Of course, as is traditional of the capitalists and their ruling class collaborators, the incident was used to clamp down on the labour movement in general with police terror sweeping over Chicago. In connection with the Haymarket bombing, a kangaroo court found eight working men guilty and subsequently sentenced them to death. On November 11, 1887, four of the condemned men, Albert Parsons, August Spies, Adolf Fischer and George Engel were hanged while Louis Lingg committed suicide in prison. On June 26, 1893, John Peter Altgeld, the Governor of Illinois, issued a pardon for the remaining three, Samuel Fielden, Oscar Neebe, Micheal Schwab. Governor John made it clear that there was no evidence or connection whatsoever between the defendants and the man who threw the bomb.

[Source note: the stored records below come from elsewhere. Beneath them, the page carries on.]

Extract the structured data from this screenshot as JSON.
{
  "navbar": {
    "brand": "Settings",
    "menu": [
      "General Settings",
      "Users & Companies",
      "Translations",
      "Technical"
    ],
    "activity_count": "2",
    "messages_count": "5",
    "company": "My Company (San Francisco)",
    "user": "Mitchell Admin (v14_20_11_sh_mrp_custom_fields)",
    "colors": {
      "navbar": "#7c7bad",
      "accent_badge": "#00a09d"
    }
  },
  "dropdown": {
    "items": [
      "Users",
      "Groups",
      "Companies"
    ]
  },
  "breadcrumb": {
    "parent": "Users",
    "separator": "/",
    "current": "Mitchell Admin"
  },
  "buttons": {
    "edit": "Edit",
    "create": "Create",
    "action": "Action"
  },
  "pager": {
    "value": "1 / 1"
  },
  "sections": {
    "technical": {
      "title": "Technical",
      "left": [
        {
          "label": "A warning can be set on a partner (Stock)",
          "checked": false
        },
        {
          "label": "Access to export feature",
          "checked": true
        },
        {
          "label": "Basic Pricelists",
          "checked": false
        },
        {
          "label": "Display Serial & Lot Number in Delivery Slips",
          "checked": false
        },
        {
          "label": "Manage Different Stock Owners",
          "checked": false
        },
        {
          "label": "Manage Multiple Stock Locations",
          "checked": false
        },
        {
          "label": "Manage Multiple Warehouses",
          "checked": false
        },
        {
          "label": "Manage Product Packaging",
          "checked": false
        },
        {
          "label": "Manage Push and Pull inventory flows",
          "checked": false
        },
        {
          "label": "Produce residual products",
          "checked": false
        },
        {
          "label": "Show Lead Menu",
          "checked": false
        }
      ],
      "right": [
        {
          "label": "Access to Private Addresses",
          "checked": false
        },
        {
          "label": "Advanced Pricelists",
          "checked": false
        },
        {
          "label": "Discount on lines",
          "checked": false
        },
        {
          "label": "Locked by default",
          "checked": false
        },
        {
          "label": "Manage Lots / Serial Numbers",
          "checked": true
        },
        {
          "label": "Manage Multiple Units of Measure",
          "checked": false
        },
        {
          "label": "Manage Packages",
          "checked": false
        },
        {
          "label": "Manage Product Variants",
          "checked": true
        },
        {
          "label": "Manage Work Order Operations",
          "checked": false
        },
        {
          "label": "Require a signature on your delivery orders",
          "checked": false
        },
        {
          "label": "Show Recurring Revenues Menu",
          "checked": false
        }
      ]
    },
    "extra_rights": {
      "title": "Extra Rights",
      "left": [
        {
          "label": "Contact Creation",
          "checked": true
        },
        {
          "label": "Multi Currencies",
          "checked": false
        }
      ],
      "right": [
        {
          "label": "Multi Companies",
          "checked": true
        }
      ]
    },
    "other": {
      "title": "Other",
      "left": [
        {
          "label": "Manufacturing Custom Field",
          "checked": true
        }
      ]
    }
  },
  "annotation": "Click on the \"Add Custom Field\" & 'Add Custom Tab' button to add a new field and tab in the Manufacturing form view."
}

Subsequently, the Second International (then a new formed international of workers’ parties) in Paris in 1889, declared May 1st as an International Workers Day to commemorate the Haymarket Martyrs with a red flag as the symbol of the blood of the working men martyred in the struggle for workers rights. From this day on, May Day has become a day set aside annually to commemorate the historic movement of the working masses for an eight hour working day and to reflect and organize to defend workers’ rights. May Day is therefore a reminder to workers that all the rights gained today were not won through the magnanimity of the capitalist bosses and the government but through serious struggle, repression and sacrifices.
MAY DAY TODAY
Born from the struggle for eight hours working day, May Day has however endured and remained relevant till today. Though eight hour day has been attained especially in most advanced capitalists countries, workers are still exploited and forced to work under dehumanizing conditions. In factories in Nigeria, the eight hour day is hardly observed, child labour and casualisation abound while workers are subjected to sub-human working conditions not too different from what obtained in 1886. Yet, if the huge wealth daily produced by workers today is equitably distributed, it can guarantee shorter working hours today than was possible in 1886. But this is impossible on the basis of capitalism. Only a higher form of society the socialist society can achieve this.

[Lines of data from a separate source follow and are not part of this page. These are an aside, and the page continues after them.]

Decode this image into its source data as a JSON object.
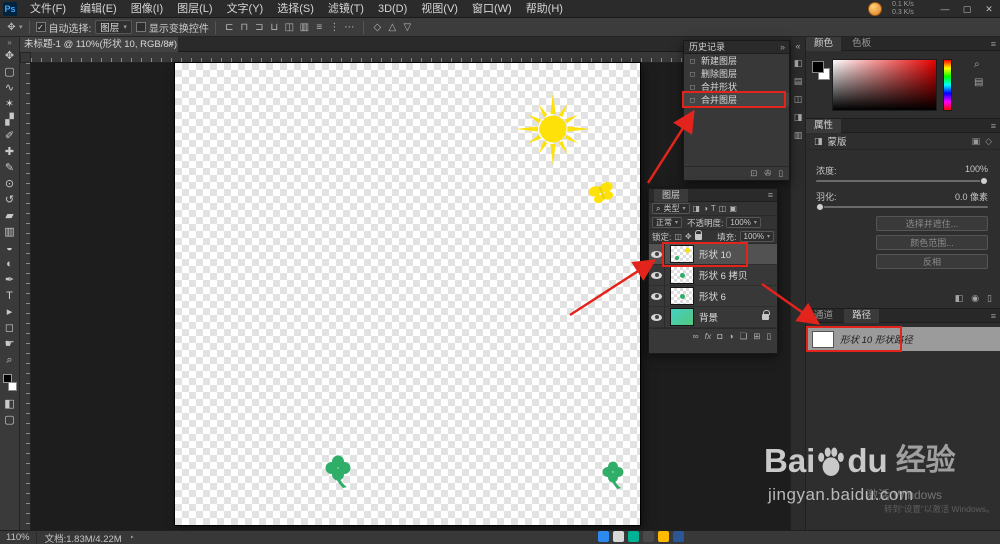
{
  "colors": {
    "accent_red": "#e2241d",
    "sun_yellow": "#ffe10a",
    "clover_green": "#2fae68"
  },
  "glyphs": {
    "chevron_down": "▾",
    "double_chevron": "»",
    "menu_lines": "≡",
    "check": "✓",
    "arrow_right": "‣",
    "search": "⌕"
  },
  "titlebar": {
    "logo": "Ps",
    "net_up": "0.1 K/s",
    "net_down": "0.3 K/s",
    "minimize": "—",
    "maximize": "▢",
    "close": "✕"
  },
  "menubar": {
    "items": [
      "文件(F)",
      "编辑(E)",
      "图像(I)",
      "图层(L)",
      "文字(Y)",
      "选择(S)",
      "滤镜(T)",
      "3D(D)",
      "视图(V)",
      "窗口(W)",
      "帮助(H)"
    ]
  },
  "optionsbar": {
    "tool_glyph": "✥",
    "auto_select_label": "自动选择:",
    "auto_select_value": "图层",
    "show_transform_label": "显示变换控件",
    "icons": [
      "⊏",
      "⊓",
      "⊐",
      "⊔",
      "◫",
      "▥",
      "≡",
      "⋮",
      "⋯",
      "◇",
      "△",
      "▽"
    ]
  },
  "document": {
    "tab_title": "未标题-1 @ 110%(形状 10, RGB/8#)",
    "tab_close": "✕"
  },
  "toolbar": {
    "tools": [
      {
        "name": "move",
        "glyph": "✥"
      },
      {
        "name": "marquee",
        "glyph": "▢"
      },
      {
        "name": "lasso",
        "glyph": "∿"
      },
      {
        "name": "quick-select",
        "glyph": "✶"
      },
      {
        "name": "crop",
        "glyph": "▞"
      },
      {
        "name": "eyedropper",
        "glyph": "✐"
      },
      {
        "name": "healing",
        "glyph": "✚"
      },
      {
        "name": "brush",
        "glyph": "✎"
      },
      {
        "name": "clone-stamp",
        "glyph": "⊙"
      },
      {
        "name": "history-brush",
        "glyph": "↺"
      },
      {
        "name": "eraser",
        "glyph": "▰"
      },
      {
        "name": "gradient",
        "glyph": "▥"
      },
      {
        "name": "blur",
        "glyph": "◒"
      },
      {
        "name": "dodge",
        "glyph": "◐"
      },
      {
        "name": "pen",
        "glyph": "✒"
      },
      {
        "name": "type",
        "glyph": "T"
      },
      {
        "name": "path-select",
        "glyph": "▸"
      },
      {
        "name": "shape",
        "glyph": "◻"
      },
      {
        "name": "hand",
        "glyph": "☛"
      },
      {
        "name": "zoom",
        "glyph": "⌕"
      }
    ]
  },
  "history_panel": {
    "title": "历史记录",
    "entries": [
      {
        "label": "新建图层"
      },
      {
        "label": "删除图层"
      },
      {
        "label": "合并形状"
      },
      {
        "label": "合并图层"
      }
    ],
    "footer_icons": [
      "⊡",
      "✇",
      "▯"
    ]
  },
  "layers_panel": {
    "tab": "图层",
    "search_label": "类型",
    "filter_icons": [
      "◨",
      "◑",
      "T",
      "◫",
      "▣"
    ],
    "blend_mode": "正常",
    "opacity_label": "不透明度:",
    "opacity_value": "100%",
    "lock_label": "锁定:",
    "fill_label": "填充:",
    "fill_value": "100%",
    "layers": [
      {
        "name": "形状 10"
      },
      {
        "name": "形状 6 拷贝"
      },
      {
        "name": "形状 6"
      },
      {
        "name": "背景"
      }
    ],
    "footer_icons": [
      "∞",
      "fx",
      "◘",
      "◑",
      "❏",
      "⊞",
      "▯"
    ]
  },
  "color_panel": {
    "tab_color": "颜色",
    "tab_swatches": "色板",
    "strip_icons": [
      "⌕",
      "▤"
    ]
  },
  "properties_panel": {
    "tab": "属性",
    "section_label": "蒙版",
    "density_label": "浓度:",
    "density_value": "100%",
    "feather_label": "羽化:",
    "feather_value": "0.0 像素",
    "buttons": [
      "选择并遮住...",
      "颜色范围...",
      "反相"
    ],
    "footer_icons": [
      "◧",
      "◉",
      "▯"
    ]
  },
  "paths_panel": {
    "tab_channels": "通道",
    "tab_paths": "路径",
    "path_item": "形状 10 形状路径"
  },
  "statusbar": {
    "zoom": "110%",
    "doc_info": "文档:1.83M/4.22M"
  },
  "watermark": {
    "brand_left": "Bai",
    "brand_right": "du",
    "brand_suffix": "经验",
    "url": "jingyan.baidu.com",
    "activate_line1": "激活 Windows",
    "activate_line2": "转到“设置”以激活 Windows。"
  },
  "dock_strip_icons": [
    "«",
    "◧",
    "▤",
    "◫",
    "◨",
    "▥"
  ]
}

As long as capitalist neo-liberal philosophy continues to hold sway, as long as the exploitation of workers continue and as long as profit is put first before people’s needs, May Day will continue to be an annual expression of workers’ demands for better living and working condition. Therefore labour leaders must realize that May Day is a day to push for demands on better welfare and better working conditions, not a day to hobnob with capitalists and their misruling collaborators. May Day is not a day to preach class collaboration, it is a day for the working masses to reflect on their condition as an oppressed class, weigh the balance sheet of struggles fought in the past and decide on how to organize to change society.
Labour must therefore use the occasion of this year’s May Day to commence mass mobilization and preparation of workers for a struggle for implementation of the new N18, 000 National Minimum Wage and sound a strong note of warning to the governments and private employers of labour that no worker should lose his or her job on account of the new minimum wage. Also, workers should use the day to soberly reflect on the need to fight against capitalist neo-liberal attacks on living and working conditions.
However, the need for the working class to take political power is greater now than ever. With a genuine and fighting workers’ political party, the working class will be strong enough to take the reign of power from the exploiters and establish a workers and poor people’s government to run society on a democratic socialist basis. This is the task that we must set our eyes to as we celebrate this year’s May Day.